Dakota Stormer was camping with his family in Galveston, Texas, in the summer of 2001 when Tropical Storm Allison made landfall. It was on that trip, at the ripe age of seven, that Stormer decided he wanted to become a meteorologist. With a last name like “Stormer,” the career choice could not have been more perfect.

“After I witnessed the effects of Allison firsthand, I was fascinated by weather patterns and their impact on the environment,” Stormer said. “Meteorology seemed perfect. And, I had the last name to go with the job. What a great combination!”

It wasn’t until Stormer was in high school and discovered his natural aptitude for math that he pivoted his career trajectory from meteorologist to engineer.

UT Austin Texas engineering alumnus Dakota Stormer

Today, Stormer — who graduated from the Cockrell School with a bachelor’s degree in chemical engineering in 2017 before going on to earn his master’s degree in energy policy and climate from Johns Hopkins University — works at Shell as a carbon opportunities analyst, leading a grassroots movement to develop more environmentally friendly solutions to energy consumption in addition to running the company he co-founded, Footprint LLC, and volunteering as a political activist.

Footprint — an interactive app that tracks your carbon footprint — was developed when Stormer and his friends realized the benefit of being able to not only quantify an individual’s carbon footprint but to gamify it so users can interact and compete with one another.

Footprint is currently a beta product available online and will soon be available on Google Play and the Apple App Store. Once downloaded, you will be prompted to log your eating, driving, travel, energy and shopping habits, providing a base measurement of your current carbon footprint. From there, you can compare your carbon footprint to that of your friends and colleagues and compete to lower it, using the resources within the app to reduce and offset your footprint.

Hand holding a smartphone opened to the footprint app homescreen

“Our vision is for Footprint to be a tool used internationally,” Stormer said. “Whether rolled into corporate sustainability programs or school education programs, we want to have a learning package developed that allows people to not only understand their carbon footprint but take steps to reduce it.”

As Footprint gains momentum, Stormer continues to advocate for shifting thought paradigms around climate change, energy consumption and environmental sustainability, particularly in regard to the relationship between the economy and legislation’s push for more sustainable development.
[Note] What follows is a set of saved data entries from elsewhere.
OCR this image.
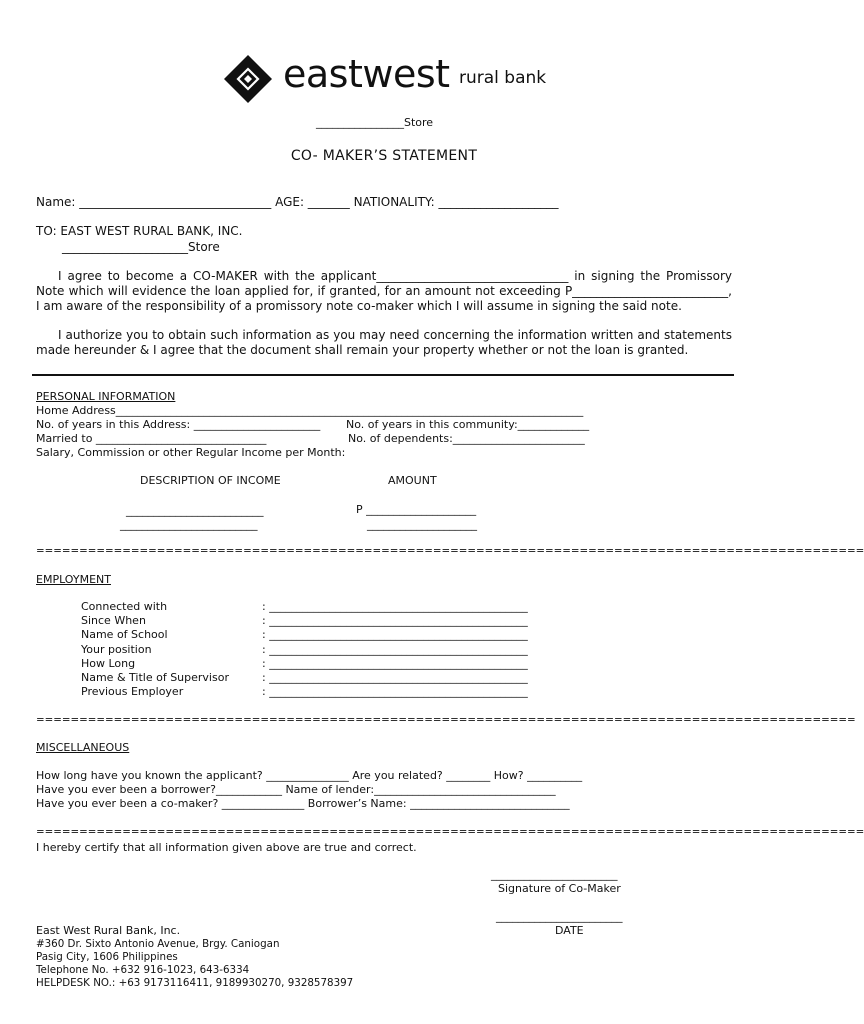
eastwest rural bank
________________Store
CO- MAKER’S STATEMENT
Name: ________________________________ AGE: _______ NATIONALITY: ____________________
TO: EAST WEST RURAL BANK, INC.
_____________________Store
I agree to become a CO-MAKER with the applicant________________________________ in signing the Promissory Note which will evidence the loan applied for, if granted, for an amount not exceeding P__________________________, I am aware of the responsibility of a promissory note co-maker which I will assume in signing the said note.
I authorize you to obtain such information as you may need concerning the information written and statements made hereunder & I agree that the document shall remain your property whether or not the loan is granted.
PERSONAL INFORMATION
Home Address_____________________________________________________________________________________
No. of years in this Address: _______________________ No. of years in this community:_____________
Married to _______________________________	No. of dependents:________________________
Salary, Commission or other Regular Income per Month:
DESCRIPTION OF INCOME	AMOUNT
_________________________	P ____________________
_________________________	____________________
================================================================================================
EMPLOYMENT
Connected with	: _______________________________________________
Since When	: _______________________________________________
Name of School	: _______________________________________________
Your position	: _______________________________________________
How Long	: _______________________________________________
Name & Title of Supervisor	: _______________________________________________
Previous Employer	: _______________________________________________
===============================================================================================
MISCELLANEOUS
How long have you known the applicant? _______________ Are you related? ________ How? __________
Have you ever been a borrower?____________ Name of lender:_________________________________
Have you ever been a co-maker? _______________ Borrower’s Name: _____________________________
================================================================================================
I hereby certify that all information given above are true and correct.
_______________________
Signature of Co-Maker
_______________________
DATE
East West Rural Bank, Inc.
#360 Dr. Sixto Antonio Avenue, Brgy. Caniogan
Pasig City, 1606 Philippines
Telephone No. +632 916-1023, 643-6334
HELPDESK NO.: +63 9173116411, 9189930270, 9328578397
Much of the country’s current legislation around environmental policy solutions is not market-friendly, creating a tug-of-war between society’s growing drive to “go green” and the legislature’s desire to encourage capital growth.

“One of the biggest challenges we are facing right now is developing policy solutions for climate change and cleaner energy sources,” Stormer said. “If we could create bipartisan legislation that stabilizes capital growth while also positively shifting consumer behaviors and markets trends, then we can help grow markets more authentically and in a way that doesn’t harm the environment.”

Although climate change is a global issue, we can each take daily steps to reduce our carbon footprint to create a cleaner, more sustainable environment for tomorrow. Stormer believes knowledge is power, and the more an individual knows about how their footprint can affect the large environmental ecosystem, the more they will do to reduce that footprint.

“It’s a lot more than your gasoline usage, which is what most people associate with the term ‘carbon footprint.’ It’s the products we purchase at the grocery store, it’s the clothes we wear, it’s the Amazon item delivered yesterday,” he said. “When you look at your credit card bill and see you’ve spent $200 on Starbucks in a month, you think, ‘Wow, that added up!’ It’s the same concept but with your carbon footprint. Everything you do matters, which also means every positive change you make matters, too.”